それに羞恥する翼だったが さら に会いに来ることになった。大家は自分の役割を果たして帰ろうとするが、これで縁が切れる予感がした さら は大家に来年もよろしくと声を掛ける。その言葉に大家は反応し、さら を抱擁する。
それが彼の本当の気持ち。だが さら は揺るがない。大家もそれを分かっている。自分の気持ちに正直になるのであれば本当は別の気持ちなのに、今回ばかりは空気を呼んだ。
そして合流する2人。ここでも2人はそれぞれに自分に都合の良い展開を期待する。
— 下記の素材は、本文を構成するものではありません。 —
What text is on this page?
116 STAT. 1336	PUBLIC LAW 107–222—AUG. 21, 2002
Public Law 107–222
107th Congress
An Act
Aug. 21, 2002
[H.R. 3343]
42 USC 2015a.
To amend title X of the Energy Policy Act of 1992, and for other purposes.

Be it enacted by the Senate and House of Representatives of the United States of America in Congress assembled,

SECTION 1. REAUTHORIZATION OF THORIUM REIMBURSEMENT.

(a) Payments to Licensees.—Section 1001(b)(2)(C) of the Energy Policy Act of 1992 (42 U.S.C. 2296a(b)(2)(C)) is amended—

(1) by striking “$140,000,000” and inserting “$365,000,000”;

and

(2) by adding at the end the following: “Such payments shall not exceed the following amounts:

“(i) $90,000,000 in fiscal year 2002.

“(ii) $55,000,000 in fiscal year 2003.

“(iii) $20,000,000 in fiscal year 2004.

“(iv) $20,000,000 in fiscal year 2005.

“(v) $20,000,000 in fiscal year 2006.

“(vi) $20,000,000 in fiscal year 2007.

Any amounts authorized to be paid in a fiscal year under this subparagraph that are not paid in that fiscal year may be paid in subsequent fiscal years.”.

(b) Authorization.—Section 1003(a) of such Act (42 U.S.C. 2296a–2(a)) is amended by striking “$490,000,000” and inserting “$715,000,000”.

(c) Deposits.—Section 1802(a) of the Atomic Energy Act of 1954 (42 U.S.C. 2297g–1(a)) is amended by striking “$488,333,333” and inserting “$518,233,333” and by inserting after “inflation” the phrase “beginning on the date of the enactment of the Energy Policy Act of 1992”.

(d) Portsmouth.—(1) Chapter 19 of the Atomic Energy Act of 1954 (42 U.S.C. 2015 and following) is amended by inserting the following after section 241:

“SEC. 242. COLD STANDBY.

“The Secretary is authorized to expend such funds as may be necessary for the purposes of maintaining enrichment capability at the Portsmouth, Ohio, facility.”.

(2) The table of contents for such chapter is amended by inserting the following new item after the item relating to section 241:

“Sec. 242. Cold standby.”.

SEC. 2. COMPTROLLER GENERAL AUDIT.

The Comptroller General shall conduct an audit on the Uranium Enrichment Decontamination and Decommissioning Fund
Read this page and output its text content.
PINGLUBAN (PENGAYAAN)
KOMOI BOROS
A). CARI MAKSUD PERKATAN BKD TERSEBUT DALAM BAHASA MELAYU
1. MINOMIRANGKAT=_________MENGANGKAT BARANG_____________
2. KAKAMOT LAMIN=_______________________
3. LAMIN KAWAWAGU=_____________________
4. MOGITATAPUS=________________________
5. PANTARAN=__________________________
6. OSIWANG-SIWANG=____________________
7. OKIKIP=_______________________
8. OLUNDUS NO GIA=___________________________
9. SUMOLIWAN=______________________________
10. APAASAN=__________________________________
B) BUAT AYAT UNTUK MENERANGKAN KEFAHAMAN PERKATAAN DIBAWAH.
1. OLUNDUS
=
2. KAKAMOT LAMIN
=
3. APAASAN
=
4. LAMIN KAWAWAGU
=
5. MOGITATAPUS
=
自分が膠着状態を打破しようとしないところが2人の怠惰な部分である。
さら は恋人と見ると決めていたイルミネーションに翼を誘う。さら のルールを知ったら翼は小躍りするだろう。
その後、少女漫画で一番大切な乗り物、観覧車に2人で乗ろうとするが、その前に2人は互いに傷ついてばかり。さら は翼の発言から元カノの存在を感じるし、翼は大家と名前を間違われる。だから2人は どうしても互いに信頼が置けない。しかも さら には大家、翼にはダイアナがいて、いつもその存在が仮想敵になってしまう。
観覧車待ちでクラスメイトに関係性を聞かれ付き合ってないと否定したことで2人の温度は冷めていく。観覧車に乗っても何も話さない。通常とは逆で密室だからこそ会話がないと冷え冷えとした空気が広がる。
あっという間に帰宅の電車に乗り、別れの時が迫る。電車を降りようとする翼に さらは買っておいたプレゼントを渡す。
だが別れがたい さらはプレゼントを持つ手を離さない。もう少し一緒にいたい、そのさらの気持ちを翼が察し代弁してくれたことで、2人は駅のベンチに並んで座る。
そこから もう二度と同じループに陥らないためにさらは勇気を出す。精一杯の言葉を連ねるが、告白というには微妙な内容。だが翼は さら の気持ちを受け取りキスをした。
どちらも好きと言わず、なんとなくで結ばれる2人。これは その後の展開で その言葉は使われるということなのだろう。なぜなら翼はダイアナのトラウマを克服・告白していないから。
この日の別れはあっさりで、次に会う約束もしない。そのまま年が明け、連絡も来ないまま。
そんな2人の状況を知った友人のアドバイスでさらから連絡をして、翌日会うことになった2人。逃げはしないものの、このところ さら は誰かに背中を押してもらって何とか距離感を縮めている。
場所は翼が現在 住んでいる彼の祖父宅。誰もいない2人きりの空間だが、2人は真面目に勉強をする。2人が交際しているという確証が欲しくて雰囲気にしたい さら。向かい合わせで座っていたが自分から翼の隣に座る勇気を見せるが、そこに従姉妹の女の子や犬飼が乱入し、雰囲気は壊れる。
翼の心理が分からなくて不安になるさらだったが、翼の無二の友人・犬飼は平時の翼との違いを見抜いていた。そのことを知り さら の心は軽くなる。犬飼のアシストで会話が弾む2人だったが、これが翼に誤解されてしまう。
その誤解の解消のついでに さら は翼との交際に話を持っていく。
こうして2人は正式に交際を始める。だが翼が さら にすべてを見せる覚悟がないのは変わらない事実で、交際直後から暗雲が立ち込める…。